Impact and Criticisms of Basel III[3]

The requirement that banks must maintain a minimum capital amount of 7% in reserve will make banks less profitable. Most banks will try to maintain a higher capital reserve to cushion themselves from financial distress, even as they lower the number of loans issued to borrowers. They will be required to hold more capital against assets, which will reduce the size of their balance sheets.

A study by the Organization for Economic Cooperation and Development (OECD) in 2011 revealed that the medium-term effect of Basel III on GDP would be -0.05% to -0.15% annually. To stay afloat, banks will be forced to increase their lending spreads as they pass the extra cost on to their customers.

The introduction of new liquidity requirements, mainly the Liquidity Coverage Ratio (LCR) and Net Stable Funding Ratio (NSFR), will affect the operations of the bond market. To satisfy LCR liquid-asset criteria, banks will shy away from holding high run-off assets such as Special Purpose Vehicles (SPVs) and Structured Investment Vehicles (SIVs).

The demand for secularized assets and lower-quality corporate bonds will decrease due to the LCR bias toward banks holding government bonds and covered bonds.
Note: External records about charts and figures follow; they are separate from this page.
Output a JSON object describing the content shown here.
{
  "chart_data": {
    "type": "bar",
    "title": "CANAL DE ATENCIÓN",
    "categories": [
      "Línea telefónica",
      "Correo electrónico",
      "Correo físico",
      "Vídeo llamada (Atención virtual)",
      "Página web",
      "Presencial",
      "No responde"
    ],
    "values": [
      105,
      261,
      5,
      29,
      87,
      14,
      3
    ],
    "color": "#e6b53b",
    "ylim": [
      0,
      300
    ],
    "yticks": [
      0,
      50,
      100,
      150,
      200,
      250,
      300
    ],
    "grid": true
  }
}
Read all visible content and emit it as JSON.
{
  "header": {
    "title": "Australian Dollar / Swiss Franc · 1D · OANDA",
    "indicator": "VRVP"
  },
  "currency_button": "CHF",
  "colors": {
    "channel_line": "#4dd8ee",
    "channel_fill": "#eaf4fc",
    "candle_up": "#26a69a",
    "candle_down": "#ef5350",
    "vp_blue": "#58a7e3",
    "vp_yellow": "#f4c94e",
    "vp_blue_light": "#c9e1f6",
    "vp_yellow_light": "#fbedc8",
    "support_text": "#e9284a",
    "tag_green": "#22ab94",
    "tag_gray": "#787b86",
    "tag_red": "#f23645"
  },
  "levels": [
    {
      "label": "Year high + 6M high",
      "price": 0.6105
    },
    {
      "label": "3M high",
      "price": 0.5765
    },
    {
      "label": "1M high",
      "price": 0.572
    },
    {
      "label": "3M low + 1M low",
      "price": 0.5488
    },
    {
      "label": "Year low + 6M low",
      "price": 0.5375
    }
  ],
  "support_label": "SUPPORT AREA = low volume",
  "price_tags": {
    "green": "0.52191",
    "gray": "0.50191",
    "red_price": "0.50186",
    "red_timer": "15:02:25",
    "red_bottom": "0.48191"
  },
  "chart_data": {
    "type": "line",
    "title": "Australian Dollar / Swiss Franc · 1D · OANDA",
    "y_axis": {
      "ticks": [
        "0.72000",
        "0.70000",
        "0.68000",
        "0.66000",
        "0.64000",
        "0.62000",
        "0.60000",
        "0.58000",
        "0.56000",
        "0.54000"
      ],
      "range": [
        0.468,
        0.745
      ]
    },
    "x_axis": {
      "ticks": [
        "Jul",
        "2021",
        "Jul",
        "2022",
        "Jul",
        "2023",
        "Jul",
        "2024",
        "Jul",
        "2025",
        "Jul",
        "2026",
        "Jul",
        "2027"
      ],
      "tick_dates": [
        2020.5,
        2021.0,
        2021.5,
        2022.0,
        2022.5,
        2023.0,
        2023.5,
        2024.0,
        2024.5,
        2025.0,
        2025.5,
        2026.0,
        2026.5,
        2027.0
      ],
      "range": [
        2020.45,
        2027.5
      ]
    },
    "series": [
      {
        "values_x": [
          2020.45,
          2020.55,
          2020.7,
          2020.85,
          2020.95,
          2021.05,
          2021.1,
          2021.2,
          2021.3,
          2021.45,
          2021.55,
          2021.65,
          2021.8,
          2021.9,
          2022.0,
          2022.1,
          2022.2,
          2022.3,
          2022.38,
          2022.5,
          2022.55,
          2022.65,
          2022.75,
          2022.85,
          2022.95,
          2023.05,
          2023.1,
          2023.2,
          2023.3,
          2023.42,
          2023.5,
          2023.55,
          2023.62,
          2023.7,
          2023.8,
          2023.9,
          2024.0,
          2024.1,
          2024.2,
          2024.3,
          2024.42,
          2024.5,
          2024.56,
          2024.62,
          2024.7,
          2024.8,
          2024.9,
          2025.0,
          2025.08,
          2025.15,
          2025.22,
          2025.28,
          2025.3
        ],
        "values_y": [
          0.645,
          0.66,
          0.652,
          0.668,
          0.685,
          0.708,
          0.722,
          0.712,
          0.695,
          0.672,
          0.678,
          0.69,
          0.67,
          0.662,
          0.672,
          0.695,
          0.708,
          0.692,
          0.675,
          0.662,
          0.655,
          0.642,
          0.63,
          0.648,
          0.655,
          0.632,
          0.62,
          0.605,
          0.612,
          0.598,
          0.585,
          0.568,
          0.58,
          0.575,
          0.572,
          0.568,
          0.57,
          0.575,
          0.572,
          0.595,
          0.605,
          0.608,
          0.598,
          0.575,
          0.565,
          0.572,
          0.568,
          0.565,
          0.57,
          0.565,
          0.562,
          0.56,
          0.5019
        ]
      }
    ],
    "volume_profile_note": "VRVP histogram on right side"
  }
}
As a result, banks will hold more liquid assets and increase the proportion of long-term debts, in order to reduce maturity mismatch and maintain minimum NSFR. Banks will also minimize business operations that are more subject to liquidity risks.

The implementation of Basel III will affect the derivatives markets, as more clearing brokers exit the market due to higher costs. Basel III capital requirements focus on reducing counterparty risk, which depends on whether the bank trades through a dealer or a central clearing counterparty (CCP). If a bank enters into a derivative trade with a dealer, Basel III creates a liability and requires a high capital charge for that trade.

On the contrary, derivative trade through a CCP results in only a 2% charge, making it more attractive to banks. The exit of dealers would consolidate risks among fewer members, thereby making it difficult to transfer trades from one bank to another and increase systemic risk.

The Institute of International Finance, a 450-member banking trade association located in the United States, protested the implementation of Basel III due to its potential to hurt banks and slow down economic growth. The study by OECD revealed that Basel III would likely decrease annual GDP growth by 0.05 to 0.15%.

Also, the American Bankers Association and a host of Democrats in the U.S. Congress argued against the implementation of Basel III, fearing that it would cripple small U.S. banks by increasing their capital holdings on mortgage and SME loans.

Securing Data in Compliance with Basel III[4]

Complying with Basel III, and the Basel Committee on Banking Supervision (BCBS) rule 239 ‘Principles for effective risk data aggregation and risk reporting’ creates a profound data management challenge for Global Systemically Important Banks and Domestically Systemically Important Banks alike. Basel III ups that ante for the velocity and breadth of data to drive risk models.

First, risk models must have more and better-quality risk data. Second, banks need to roll up and report on risk data from systems within hours rather than days or longer.

Data masking helps shield sensitive business and personal information, thus reducing the risk of non-compliance with Basel III. Banks can deliver this masked data anywhere, across departments, third parties, and cloud providers, without elevating risk, running afoul of Basel III, or raising the risk of a data breach.